Have a look at tyresales.com.au, you can chuck in the tires you want or even put in your car make/model.
All it does is scrape the best price off all the tire shops, but it’s a hell of a lot easier than searching 5-6 different websites. they can then get them shipped to a local (to you) place for fitting.
quite remarkable. kind of puts the “ev cars will kill the grid/where do I charge them” argument to bed. park in on the street for a day in Australia and get 120kms of charge. (10 hours of sun) park in the sun during the week and keep toping it up and you will have 700 odd kms of range.
$230K aud is putting it a bit out of reach, but the concept makes a lot of sense.
Frustratingly with these rapid improvements in technology, and teasers sush as solar, hydrogen, it means for some people the purchase is delayed, until they can have the next iteration. Plus there’s an increasing # of car manufacturers, many of which won’t survive, and presumably the car won’t be serviceable long term.
I asked an engineering mate about this concept when l visited him and family in 2014. He said then it wasn’t feasible. I believed that it was only a matter of time. These cars will get cheaper over time and the lack of a need for an infrastructure means no great investment needs to be made.
The solar car will be exclusively sold in Europe, although Lightyear has previously announced plans to launch a more affordable solar-powered electric car.

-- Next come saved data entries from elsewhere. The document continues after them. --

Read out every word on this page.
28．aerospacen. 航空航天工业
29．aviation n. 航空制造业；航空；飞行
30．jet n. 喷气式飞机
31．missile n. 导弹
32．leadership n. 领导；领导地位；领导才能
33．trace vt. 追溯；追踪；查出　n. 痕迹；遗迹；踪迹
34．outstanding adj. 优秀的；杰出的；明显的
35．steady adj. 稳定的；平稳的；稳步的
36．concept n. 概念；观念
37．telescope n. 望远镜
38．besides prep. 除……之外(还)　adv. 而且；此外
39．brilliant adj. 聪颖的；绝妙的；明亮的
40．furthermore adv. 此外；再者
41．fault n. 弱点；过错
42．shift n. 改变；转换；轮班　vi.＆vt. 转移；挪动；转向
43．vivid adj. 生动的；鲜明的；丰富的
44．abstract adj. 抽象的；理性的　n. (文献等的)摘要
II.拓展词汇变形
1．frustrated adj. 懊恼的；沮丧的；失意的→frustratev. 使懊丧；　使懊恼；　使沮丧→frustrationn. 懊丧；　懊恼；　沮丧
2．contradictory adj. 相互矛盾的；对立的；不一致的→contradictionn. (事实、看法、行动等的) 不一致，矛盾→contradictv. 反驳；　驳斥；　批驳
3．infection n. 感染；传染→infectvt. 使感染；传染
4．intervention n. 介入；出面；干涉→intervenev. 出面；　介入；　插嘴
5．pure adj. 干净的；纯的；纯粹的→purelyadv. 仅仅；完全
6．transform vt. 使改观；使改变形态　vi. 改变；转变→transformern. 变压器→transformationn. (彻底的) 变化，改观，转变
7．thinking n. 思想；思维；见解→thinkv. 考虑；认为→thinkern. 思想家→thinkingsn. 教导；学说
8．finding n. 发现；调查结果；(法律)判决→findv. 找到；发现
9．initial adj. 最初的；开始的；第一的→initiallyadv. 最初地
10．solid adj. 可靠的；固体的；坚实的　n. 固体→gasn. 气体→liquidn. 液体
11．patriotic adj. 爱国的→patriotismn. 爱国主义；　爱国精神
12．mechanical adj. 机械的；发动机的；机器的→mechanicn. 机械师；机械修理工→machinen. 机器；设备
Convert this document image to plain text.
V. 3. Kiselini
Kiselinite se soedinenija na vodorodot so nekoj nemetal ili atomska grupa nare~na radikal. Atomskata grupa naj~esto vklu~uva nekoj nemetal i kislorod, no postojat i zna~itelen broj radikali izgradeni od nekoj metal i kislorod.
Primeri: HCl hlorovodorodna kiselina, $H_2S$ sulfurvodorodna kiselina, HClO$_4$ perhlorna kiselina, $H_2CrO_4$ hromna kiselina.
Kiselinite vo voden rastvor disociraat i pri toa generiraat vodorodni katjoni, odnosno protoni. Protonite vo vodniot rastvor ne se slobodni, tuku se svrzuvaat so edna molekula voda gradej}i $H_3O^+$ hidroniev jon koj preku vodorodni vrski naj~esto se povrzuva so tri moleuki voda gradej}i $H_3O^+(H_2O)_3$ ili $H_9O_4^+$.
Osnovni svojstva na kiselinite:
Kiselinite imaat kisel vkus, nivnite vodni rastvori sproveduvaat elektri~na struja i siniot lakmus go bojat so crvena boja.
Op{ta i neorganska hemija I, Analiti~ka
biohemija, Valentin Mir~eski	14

Named the Lightyear Two, the €30,000 ($AU46,500) solar car is scheduled to go on sale in Europe from 2024 or 2025.
Looks good, something I would be interested in, but still out of reach for the average Joe, (and I would want a SUV)
I was reading that Tesla dropped their new car prices about 25% in the US on Friday. I gather one reason was to meet the threshold for maximum rebates but people were speculating on other reasons.
People are annoyed that a new car now costs much less than secondhand cars a fortnight ago.